Do you know what heraldry is? As I ask the question I am assuming that, as with most things, some readers will know exactly what it is, some will have a vague idea, and some will have no clue–perhaps have never heard the word. That’s okay. It’s been many centuries since heraldry was very relevant in our lives.
But when I first began working in libraries in the last few decades of the twentieth century, heraldry was still a fairly popular subject of study for a number of hobbyists and history buffs. Libraries had books on the subject and librarians knew where to find information about it. At the History and Genealogy Department of St. Louis Public Library’s Central Library there was one older librarian who was probably the region’s leading expert on heraldry.

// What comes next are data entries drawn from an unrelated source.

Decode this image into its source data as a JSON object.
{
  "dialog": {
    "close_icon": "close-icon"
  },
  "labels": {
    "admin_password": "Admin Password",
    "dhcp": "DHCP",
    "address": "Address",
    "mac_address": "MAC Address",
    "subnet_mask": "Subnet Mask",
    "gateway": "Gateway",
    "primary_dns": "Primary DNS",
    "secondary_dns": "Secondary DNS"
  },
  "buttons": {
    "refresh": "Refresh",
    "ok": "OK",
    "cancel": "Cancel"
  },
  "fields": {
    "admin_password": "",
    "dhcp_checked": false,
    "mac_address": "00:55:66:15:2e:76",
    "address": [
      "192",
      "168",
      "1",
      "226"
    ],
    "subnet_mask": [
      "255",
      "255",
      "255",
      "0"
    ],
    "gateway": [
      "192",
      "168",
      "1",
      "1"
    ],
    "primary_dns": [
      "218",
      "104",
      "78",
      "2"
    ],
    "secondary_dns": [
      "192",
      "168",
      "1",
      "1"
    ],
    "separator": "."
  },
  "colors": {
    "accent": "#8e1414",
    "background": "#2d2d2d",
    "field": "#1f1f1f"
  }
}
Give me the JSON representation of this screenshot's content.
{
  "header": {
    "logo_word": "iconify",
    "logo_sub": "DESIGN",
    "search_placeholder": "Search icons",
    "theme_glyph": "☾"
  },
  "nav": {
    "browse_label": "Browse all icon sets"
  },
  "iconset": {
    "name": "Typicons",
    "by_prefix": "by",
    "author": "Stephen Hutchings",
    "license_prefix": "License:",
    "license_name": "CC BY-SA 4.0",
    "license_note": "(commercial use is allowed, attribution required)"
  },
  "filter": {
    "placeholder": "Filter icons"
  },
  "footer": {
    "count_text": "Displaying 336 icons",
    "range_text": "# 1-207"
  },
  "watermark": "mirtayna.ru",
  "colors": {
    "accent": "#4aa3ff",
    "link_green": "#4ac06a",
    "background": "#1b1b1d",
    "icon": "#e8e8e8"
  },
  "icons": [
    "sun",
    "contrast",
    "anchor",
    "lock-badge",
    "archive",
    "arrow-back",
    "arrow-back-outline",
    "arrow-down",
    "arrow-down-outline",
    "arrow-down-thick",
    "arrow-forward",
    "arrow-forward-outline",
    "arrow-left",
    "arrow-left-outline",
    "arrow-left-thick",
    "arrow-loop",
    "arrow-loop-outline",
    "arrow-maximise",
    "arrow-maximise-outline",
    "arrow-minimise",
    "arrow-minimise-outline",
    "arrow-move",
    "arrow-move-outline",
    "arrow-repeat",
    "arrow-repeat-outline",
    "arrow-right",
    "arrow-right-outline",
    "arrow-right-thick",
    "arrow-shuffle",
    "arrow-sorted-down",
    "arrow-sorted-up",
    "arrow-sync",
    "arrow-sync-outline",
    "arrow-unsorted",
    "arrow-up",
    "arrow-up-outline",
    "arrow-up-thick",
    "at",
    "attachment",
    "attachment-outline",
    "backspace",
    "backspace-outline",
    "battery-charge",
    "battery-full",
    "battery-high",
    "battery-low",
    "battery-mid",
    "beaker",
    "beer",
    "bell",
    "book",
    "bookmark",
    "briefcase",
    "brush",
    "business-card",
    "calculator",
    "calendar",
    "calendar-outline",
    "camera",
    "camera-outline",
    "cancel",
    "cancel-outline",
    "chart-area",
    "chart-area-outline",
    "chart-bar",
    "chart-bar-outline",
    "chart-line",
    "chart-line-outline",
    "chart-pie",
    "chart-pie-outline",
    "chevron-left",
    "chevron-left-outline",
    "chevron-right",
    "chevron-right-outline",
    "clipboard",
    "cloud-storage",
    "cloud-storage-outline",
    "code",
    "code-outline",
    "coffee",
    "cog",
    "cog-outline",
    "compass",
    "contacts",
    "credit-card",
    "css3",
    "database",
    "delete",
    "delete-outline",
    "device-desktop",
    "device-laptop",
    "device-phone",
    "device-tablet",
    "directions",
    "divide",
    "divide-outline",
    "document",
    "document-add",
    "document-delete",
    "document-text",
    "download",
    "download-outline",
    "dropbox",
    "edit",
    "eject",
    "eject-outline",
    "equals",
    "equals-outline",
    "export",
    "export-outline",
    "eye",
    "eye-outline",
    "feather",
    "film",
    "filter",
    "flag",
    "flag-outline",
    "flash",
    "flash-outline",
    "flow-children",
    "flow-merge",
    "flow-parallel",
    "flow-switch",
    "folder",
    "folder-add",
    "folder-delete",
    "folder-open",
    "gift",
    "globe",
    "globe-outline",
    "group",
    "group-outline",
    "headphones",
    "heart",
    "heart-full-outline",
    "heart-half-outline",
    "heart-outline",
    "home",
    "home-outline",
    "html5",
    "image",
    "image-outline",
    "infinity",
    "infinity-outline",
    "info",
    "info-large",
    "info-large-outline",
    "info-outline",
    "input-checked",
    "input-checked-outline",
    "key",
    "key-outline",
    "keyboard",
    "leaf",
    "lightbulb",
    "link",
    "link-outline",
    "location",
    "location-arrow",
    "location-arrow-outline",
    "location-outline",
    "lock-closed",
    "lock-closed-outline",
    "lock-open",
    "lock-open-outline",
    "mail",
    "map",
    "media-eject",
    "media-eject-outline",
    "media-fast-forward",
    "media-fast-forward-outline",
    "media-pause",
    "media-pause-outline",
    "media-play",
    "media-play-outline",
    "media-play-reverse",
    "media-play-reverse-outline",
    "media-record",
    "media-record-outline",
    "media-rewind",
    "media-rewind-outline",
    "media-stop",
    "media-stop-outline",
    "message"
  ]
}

These past few weeks I have been weeding our non-fiction collection. I have worked my way into the 900s, which is history in the Dewey Decimal System, and one of our largest collections. What I do when I want to weed out old and unused books from the collection is run what librarians somewhat playfully call a ‘dusty books list.’ It is actually a list of all the books in a specified collection that have not been checked out in a specified time period. I am using five years. I go out and collect all of these books, check to make sure we have other books on the subjects they cover, or that they are not classic works by important authors, and withdraw the ones that do not make a strong case for themselves.
Today I learned that Webster Groves Public Library has six books on heraldry. All six were on the dusty books list. Of course I am not going to withdraw everything in our collection on heraldry, even if it is apparent that nobody reads about heraldry any more. I chose to keep the newer ones and withdraw the older ones.
I am a lover of history. I read many books on a variety of subjects in history every year. It displeases me when I find that books on the Mycenaeans or Louis XIV are not being read. It is a hard decision to get rid of them–but I can’t make people read books they don’t want to read, can I? We have to make room for all the new books that are constantly flooding our shelves, with the ever-present optimism that someone will read them. But when it comes to some subjects, like heraldry, I find myself unable to get rid of them altogether, regardless of how uninterested people may be in them.
I realize that some readers are waiting for me to provide a description or definition of what heraldry is, but I am not going to. For that, you’ll just have to check out one of our remaining books on the subject, and learn for yourselves.